International information
- National side: Hong Kong;
- T20I debut (cap 4): 12 January 2019 v Indonesia
- Last T20I: 13 October 2024 v Japan

Domestic team information
- 2023–present: Essex
- 2023–present: Huntingdonshire

Career statistics
| Competition | WT20I |
| Matches | 54 |
| Runs scored | 523 |
| Batting average | 15.41 |
| 100s/50s | 0/0 |
| Top score | 34* |
| Balls bowled | – |
| Wickets | – |
| Bowling average | – |
| 5 wickets in innings | – |
| 10 wickets in match | – |
| Best bowling | – |
| Catches/stumpings | 19/3 |
- Source: Cricinfo, 30 October 2024

= Yasmin Daswani =

Hong Kong cricketer (born 1994)

Yasmin Daswani (born 21 September 1994) is an English-born Hong Kong women's cricketer and lawyer who represents the Hong Kong national women's national cricket team in international cricket.

In February 2022, Daswani was announced as a player in the 2022 FairBreak Invitational T20 – an ICC sanctioned competition that took place in May 2022 in Dubai in conjunction with Cricket Hong Kong.

==Early life and education==

Daswani was born on 21 September 1994. She studied law at Durham University and following a two-year break started practicing as a solicitor at Fladgate LLP.

==Career==
In 2010, Daswani was awarded player of the tournament at the ACC Under-19 Women's Championship 2010.

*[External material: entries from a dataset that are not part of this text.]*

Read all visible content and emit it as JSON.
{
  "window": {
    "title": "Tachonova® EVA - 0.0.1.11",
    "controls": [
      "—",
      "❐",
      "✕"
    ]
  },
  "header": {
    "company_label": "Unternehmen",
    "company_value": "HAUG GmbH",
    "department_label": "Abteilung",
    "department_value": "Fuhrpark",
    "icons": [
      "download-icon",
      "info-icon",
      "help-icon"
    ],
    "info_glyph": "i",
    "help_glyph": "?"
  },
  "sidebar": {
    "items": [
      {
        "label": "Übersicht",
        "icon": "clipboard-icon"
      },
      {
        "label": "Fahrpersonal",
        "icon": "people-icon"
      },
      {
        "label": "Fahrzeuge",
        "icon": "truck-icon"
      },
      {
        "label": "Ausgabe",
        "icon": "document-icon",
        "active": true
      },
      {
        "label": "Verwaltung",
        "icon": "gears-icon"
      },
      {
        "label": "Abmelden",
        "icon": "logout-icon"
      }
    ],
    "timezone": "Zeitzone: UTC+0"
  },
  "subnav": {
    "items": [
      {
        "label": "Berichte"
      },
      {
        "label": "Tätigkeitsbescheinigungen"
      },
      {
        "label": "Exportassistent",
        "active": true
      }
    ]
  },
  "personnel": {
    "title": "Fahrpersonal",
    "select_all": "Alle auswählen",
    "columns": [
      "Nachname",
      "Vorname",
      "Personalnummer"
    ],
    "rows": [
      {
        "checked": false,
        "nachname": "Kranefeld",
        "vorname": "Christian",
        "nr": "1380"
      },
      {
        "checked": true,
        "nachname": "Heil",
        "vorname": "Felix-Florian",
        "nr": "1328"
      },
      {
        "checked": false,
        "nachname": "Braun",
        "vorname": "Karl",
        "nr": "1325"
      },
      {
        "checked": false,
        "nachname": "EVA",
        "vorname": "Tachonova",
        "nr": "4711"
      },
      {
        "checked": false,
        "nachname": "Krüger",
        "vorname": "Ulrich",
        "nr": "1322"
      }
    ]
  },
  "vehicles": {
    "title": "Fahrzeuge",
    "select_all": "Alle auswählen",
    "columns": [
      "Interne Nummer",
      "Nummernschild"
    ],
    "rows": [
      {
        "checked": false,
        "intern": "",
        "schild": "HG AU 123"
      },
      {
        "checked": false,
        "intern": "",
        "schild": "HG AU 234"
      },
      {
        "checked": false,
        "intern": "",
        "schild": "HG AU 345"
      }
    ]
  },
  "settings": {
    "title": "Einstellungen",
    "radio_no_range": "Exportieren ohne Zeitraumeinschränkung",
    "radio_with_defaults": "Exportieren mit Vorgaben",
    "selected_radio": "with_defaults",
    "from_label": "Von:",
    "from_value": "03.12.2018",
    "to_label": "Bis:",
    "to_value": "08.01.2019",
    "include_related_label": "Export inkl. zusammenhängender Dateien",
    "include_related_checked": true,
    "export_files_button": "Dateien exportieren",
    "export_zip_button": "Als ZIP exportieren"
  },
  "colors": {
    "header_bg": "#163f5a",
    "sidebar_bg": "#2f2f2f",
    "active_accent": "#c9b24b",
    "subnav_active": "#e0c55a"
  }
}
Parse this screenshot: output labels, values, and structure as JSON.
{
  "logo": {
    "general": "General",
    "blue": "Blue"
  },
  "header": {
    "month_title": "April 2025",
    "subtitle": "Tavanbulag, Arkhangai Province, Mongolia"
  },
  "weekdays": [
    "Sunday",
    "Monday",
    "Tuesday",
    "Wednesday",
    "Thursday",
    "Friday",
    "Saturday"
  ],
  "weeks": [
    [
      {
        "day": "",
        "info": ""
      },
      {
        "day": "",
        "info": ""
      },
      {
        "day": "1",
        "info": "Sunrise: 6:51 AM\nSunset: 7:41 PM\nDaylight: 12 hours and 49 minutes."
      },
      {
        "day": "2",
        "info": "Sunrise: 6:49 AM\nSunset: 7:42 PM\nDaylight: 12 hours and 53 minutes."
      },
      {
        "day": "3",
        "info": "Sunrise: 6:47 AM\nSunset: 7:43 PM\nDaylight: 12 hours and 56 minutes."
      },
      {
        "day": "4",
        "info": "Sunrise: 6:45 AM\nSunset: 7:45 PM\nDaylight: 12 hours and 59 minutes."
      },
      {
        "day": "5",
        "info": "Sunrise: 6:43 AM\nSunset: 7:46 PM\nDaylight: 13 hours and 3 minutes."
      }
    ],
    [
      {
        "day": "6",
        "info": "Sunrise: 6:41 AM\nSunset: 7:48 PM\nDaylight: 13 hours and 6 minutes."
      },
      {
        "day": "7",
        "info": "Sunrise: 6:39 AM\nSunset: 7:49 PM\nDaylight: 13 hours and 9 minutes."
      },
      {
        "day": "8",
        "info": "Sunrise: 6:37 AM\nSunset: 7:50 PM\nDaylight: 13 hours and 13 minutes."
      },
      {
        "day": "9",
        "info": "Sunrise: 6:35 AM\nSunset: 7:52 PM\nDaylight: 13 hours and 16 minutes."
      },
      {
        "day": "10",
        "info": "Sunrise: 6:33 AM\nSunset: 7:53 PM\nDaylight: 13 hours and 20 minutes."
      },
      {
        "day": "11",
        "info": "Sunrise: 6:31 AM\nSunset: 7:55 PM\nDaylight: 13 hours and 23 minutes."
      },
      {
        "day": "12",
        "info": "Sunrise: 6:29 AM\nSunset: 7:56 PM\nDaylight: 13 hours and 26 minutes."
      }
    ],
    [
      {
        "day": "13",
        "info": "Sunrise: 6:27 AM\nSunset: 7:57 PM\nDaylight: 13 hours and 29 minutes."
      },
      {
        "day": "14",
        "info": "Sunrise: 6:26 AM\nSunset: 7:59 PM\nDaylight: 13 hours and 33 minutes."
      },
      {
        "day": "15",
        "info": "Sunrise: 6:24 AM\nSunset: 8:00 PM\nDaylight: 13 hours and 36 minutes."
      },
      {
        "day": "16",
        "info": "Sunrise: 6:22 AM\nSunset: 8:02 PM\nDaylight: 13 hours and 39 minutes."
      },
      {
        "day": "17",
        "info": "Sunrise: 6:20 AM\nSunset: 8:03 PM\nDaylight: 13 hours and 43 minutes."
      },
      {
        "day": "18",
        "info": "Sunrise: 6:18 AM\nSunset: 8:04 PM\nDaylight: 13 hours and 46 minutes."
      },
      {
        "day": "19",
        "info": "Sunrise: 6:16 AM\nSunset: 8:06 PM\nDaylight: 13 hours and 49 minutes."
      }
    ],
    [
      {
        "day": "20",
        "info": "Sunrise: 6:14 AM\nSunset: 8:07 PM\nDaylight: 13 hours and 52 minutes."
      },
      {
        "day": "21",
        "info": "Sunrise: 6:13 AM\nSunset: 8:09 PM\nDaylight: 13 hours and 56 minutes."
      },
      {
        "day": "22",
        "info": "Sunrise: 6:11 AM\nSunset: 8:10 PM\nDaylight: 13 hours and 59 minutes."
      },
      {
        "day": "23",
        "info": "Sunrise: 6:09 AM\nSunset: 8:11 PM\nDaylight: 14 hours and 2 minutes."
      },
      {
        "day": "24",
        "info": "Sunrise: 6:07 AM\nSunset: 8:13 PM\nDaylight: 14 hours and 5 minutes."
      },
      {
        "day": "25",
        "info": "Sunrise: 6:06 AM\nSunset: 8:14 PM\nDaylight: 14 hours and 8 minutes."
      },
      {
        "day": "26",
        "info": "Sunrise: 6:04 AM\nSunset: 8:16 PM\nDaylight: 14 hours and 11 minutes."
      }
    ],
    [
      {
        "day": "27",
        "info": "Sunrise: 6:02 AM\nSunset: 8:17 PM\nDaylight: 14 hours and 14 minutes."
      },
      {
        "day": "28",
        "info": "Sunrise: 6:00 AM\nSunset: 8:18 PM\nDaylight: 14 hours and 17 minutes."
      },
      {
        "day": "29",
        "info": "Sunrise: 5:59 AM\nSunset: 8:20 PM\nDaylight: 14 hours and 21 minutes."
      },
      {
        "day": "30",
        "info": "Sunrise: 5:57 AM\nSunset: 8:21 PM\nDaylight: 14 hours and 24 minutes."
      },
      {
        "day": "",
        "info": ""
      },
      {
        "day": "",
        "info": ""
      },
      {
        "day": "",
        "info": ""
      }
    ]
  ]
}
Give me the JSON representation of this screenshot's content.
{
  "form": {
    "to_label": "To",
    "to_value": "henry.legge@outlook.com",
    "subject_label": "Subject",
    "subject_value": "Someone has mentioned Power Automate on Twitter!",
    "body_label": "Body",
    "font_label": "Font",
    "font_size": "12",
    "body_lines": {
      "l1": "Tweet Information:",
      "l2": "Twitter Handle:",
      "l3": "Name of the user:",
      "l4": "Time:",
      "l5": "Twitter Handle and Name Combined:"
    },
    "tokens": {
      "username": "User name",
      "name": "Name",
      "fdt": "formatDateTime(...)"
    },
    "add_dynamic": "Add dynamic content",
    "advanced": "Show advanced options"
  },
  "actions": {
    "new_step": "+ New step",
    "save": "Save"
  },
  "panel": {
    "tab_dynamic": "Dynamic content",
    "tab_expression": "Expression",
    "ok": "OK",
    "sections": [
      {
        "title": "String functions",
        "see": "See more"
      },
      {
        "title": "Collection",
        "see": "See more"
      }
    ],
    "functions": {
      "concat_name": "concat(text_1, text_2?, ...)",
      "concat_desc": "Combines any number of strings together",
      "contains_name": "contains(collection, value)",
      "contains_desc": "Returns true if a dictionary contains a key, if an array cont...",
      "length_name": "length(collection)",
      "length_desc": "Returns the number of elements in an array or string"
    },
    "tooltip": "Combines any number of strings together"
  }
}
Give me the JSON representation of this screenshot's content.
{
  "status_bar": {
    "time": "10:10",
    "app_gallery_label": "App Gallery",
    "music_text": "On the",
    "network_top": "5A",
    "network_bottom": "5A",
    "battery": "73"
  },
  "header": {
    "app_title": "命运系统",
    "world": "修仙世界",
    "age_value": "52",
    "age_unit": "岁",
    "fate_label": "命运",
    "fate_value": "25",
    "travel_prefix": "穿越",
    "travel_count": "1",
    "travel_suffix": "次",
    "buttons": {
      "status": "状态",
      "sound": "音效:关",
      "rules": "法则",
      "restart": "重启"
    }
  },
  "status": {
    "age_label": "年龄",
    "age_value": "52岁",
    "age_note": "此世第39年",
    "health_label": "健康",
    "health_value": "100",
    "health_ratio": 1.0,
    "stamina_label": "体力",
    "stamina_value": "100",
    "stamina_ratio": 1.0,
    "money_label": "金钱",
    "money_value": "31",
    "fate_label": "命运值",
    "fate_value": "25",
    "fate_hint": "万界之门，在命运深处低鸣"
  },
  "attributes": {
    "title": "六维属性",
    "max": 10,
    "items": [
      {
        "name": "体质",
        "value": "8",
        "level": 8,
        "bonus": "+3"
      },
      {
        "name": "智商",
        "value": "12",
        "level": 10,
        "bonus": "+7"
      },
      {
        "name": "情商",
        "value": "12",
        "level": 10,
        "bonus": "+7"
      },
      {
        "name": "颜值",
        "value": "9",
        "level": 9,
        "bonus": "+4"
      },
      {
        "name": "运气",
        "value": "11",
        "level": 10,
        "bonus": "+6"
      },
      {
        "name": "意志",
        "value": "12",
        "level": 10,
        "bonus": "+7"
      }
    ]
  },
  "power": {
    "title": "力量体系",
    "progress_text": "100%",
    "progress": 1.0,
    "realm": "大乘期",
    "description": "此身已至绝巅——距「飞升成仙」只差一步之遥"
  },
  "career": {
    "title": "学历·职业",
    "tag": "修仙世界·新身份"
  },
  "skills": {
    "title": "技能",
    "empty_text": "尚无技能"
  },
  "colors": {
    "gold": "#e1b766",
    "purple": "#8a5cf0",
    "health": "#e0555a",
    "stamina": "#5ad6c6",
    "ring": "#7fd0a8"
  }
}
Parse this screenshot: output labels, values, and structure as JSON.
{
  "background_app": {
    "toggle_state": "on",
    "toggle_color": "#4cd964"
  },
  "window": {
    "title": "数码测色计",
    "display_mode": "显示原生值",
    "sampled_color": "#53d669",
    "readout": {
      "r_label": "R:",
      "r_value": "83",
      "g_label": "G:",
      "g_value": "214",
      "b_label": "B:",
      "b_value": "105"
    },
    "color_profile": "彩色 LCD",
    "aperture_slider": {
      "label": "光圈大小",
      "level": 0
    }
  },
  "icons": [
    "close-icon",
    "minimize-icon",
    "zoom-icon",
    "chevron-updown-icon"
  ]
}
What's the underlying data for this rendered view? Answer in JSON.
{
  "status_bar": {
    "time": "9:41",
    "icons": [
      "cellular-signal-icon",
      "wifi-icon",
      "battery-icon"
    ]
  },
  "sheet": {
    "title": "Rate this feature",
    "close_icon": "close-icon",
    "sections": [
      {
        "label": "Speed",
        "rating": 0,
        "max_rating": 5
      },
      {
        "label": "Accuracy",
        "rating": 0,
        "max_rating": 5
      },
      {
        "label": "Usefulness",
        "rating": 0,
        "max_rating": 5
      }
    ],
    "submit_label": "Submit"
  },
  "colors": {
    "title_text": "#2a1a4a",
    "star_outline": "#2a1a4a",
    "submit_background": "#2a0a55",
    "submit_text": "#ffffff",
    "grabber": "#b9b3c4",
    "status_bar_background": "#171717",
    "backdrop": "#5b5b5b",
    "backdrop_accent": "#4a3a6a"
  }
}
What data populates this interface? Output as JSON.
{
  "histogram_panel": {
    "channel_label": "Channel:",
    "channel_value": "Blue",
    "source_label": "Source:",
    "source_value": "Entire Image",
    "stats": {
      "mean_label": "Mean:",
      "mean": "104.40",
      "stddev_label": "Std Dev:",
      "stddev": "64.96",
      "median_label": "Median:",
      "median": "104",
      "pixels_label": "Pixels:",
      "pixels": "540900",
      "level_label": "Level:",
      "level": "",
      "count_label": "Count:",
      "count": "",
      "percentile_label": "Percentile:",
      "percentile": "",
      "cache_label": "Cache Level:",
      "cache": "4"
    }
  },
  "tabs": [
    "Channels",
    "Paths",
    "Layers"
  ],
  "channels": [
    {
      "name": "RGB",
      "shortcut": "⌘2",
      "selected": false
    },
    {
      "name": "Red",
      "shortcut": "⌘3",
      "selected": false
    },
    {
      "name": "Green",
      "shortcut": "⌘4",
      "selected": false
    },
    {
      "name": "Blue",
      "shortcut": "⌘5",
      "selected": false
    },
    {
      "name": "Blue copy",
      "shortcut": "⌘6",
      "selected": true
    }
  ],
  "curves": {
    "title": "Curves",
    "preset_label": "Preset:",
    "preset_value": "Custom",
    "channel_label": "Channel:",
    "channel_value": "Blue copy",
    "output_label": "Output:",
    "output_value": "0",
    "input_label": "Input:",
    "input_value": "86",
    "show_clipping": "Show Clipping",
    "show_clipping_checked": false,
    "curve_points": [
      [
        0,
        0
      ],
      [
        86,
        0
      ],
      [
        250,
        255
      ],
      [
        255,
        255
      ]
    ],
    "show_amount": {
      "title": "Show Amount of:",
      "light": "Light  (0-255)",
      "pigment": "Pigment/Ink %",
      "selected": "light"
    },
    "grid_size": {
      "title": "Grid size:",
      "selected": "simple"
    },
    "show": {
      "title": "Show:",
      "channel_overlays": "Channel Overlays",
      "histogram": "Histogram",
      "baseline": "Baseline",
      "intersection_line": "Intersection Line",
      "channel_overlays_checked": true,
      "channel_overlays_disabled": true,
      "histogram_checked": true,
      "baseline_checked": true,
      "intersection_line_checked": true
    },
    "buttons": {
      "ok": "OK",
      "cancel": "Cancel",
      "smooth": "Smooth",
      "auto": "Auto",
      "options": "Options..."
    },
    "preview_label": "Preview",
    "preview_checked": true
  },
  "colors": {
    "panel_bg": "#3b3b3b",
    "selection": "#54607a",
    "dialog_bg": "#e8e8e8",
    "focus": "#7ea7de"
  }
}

In 2017, she was awarded player of the tournament at the 2017 Women's Twenty20 East Asia Cup with figures of 77 off 64 against Korea, 71 off 68 against China and 31 off 49 against Japan

In 2023, she played for Essex in the Women's London Championship and for Huntingdonshire in the East of England Women's County Championship.

As of 24 January 2024 she holds the record for most catches in an innings in T20I Matches.